Interreg Innonets: Living Lab “Structural prevention of food waste”

The Interreg Innonets Living lab Structural prevention of food waste: technologies for sustainable production, will take place on online mode on 7th October from 3.00 pm to 5.00 pm.

The event will be available at this link

In order to address the most urgent social and environmental challenges, in 2015 the United Nations Organization formulated the Sustainable Development Goals, the so-called SDGs, which aim to pursue the transformation of consumption and production systems as a lever for achieving multiple sustainability objectives, including the fight against food waste. The logic of thematic living labs on local food policies aims to stimulate a strategy of social and technological innovation to a conscious consumption behavior avoiding food waste both in the market chain and in domestic economy.

The event, organized by the Puglia Region with the collaboration of InnovaPuglia spa, ARTI (Regional Agency for Technology and Innovation) Polytechnic of Bari is part of the InnoNets project which aims to encourage territorial cooperation between the Puglia Region and the Region of the Ionian Islands (Greece) in the Agri-food sector, focusing on processes to facilitate innovation in favor of small and medium enterprises, pursued through the activation of thematic living labs involving research organizations, businesses, local government bodies and civil society.
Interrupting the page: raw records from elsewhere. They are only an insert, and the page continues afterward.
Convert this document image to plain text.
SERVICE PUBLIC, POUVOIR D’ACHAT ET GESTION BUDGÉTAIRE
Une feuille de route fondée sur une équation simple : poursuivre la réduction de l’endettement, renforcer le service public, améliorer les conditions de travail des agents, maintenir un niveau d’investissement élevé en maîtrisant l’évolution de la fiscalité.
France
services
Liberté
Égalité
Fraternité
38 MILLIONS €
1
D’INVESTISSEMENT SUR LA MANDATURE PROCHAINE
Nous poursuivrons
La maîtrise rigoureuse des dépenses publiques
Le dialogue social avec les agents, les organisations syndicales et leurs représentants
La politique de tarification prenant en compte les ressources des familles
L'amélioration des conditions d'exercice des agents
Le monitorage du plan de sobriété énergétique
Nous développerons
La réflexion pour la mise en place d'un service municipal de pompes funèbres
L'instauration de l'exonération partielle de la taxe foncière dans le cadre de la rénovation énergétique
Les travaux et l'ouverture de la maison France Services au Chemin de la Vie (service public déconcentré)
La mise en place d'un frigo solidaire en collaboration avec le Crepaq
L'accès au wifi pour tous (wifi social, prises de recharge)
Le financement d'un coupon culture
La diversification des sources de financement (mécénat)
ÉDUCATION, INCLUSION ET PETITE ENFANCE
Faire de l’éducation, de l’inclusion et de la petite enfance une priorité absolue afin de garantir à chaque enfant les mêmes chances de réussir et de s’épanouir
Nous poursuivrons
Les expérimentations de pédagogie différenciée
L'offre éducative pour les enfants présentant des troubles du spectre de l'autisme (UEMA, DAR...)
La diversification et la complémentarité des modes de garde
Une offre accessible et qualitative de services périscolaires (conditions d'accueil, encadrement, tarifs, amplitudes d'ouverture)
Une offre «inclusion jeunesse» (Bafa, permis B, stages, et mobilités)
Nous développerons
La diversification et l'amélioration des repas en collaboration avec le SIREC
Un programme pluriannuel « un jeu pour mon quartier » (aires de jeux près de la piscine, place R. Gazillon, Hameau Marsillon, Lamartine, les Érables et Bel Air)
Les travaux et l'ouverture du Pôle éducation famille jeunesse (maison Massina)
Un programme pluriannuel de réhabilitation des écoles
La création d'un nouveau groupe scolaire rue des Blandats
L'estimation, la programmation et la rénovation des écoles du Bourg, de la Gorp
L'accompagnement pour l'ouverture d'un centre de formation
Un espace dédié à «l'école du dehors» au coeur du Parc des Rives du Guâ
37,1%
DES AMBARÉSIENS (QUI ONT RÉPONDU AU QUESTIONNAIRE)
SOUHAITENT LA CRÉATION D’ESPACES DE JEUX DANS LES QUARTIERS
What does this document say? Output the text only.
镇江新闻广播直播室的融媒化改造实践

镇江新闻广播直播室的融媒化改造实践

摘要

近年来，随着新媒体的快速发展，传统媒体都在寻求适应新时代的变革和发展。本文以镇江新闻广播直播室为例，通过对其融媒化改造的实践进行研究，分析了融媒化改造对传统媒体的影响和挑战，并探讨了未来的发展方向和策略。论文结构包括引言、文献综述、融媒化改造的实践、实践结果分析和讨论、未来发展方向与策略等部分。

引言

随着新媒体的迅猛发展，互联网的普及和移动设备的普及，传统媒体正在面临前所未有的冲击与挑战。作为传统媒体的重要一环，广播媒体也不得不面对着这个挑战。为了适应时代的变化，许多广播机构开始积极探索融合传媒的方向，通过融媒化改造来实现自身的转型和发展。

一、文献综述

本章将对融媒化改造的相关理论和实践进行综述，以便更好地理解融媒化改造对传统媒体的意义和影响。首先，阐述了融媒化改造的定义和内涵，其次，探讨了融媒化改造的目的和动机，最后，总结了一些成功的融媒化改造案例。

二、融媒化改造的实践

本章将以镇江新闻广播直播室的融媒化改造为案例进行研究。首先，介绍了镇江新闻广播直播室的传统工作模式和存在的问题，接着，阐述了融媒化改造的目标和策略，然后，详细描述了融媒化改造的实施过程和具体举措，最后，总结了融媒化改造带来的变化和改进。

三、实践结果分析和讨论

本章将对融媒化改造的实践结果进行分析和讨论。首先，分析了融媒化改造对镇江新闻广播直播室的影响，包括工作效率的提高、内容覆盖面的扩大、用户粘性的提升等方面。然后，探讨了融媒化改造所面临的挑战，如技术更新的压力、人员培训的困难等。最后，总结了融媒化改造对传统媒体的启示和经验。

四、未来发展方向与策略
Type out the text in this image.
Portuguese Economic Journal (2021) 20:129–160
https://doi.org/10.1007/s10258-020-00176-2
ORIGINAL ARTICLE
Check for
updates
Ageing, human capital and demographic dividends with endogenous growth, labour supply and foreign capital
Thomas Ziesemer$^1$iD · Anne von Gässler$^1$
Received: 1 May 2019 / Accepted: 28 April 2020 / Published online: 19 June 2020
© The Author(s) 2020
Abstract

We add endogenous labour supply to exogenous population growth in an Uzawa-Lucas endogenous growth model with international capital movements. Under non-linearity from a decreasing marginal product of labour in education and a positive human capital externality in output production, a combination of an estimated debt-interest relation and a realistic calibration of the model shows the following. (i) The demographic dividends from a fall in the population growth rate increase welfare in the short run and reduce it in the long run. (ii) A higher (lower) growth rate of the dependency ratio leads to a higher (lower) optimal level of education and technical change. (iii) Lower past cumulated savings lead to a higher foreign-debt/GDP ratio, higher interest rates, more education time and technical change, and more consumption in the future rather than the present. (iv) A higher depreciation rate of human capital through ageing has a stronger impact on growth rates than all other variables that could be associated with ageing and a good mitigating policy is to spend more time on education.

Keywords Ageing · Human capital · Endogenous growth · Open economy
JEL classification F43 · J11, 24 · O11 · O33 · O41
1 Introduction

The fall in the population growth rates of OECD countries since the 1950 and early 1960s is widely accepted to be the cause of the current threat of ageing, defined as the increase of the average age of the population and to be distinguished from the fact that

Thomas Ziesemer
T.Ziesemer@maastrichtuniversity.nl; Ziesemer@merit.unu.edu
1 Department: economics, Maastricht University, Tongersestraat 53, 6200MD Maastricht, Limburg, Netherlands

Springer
Through InnoNets project, the results achieved during the living labs could contribute to a circular economy strategy capable of increasing employment through new highly technological professional skills in a traditional sector such as agriculture as well as enhancing traditional cultivars inserted as raw materials in new functional foods for the well-being of the community.

The event on 7 October will be opened with the introduction of Crescenzo Antonio Marino, Puglia Region, Head of the Research, Innovation and Institutional Capacity Section and Gaetano Grasso InnovaPuglia SpA.

The speakers and guests will then discuss the following topics: Food awareness (Gerardo Centoducati University of Bari, Valentina Zacchino Megamark srl and Federico Villani Consea srl), The impact of food on the aging of the organism (Angelica Miccolis Farmalabor srl, Pietro Siciliano CNR IMM and Francesco Ciliberti Intellego srl), The food of the future (Francesca De Leo CNR IBIOM; Maria De Angelis University of Bari and Stefano Potenza, Gluten essence) Traceability (Pietro Siciliano CNR IMM) Functionality of food with focus on the Innotipico project (Andrea Minisci Vallefiorita srl).

Conclusions are entrusted to Valeria Patruno of ARTI, Alessandro Bonifazi of the Polytechnic of Bari and Katia De Luca of Lega Coop Puglia.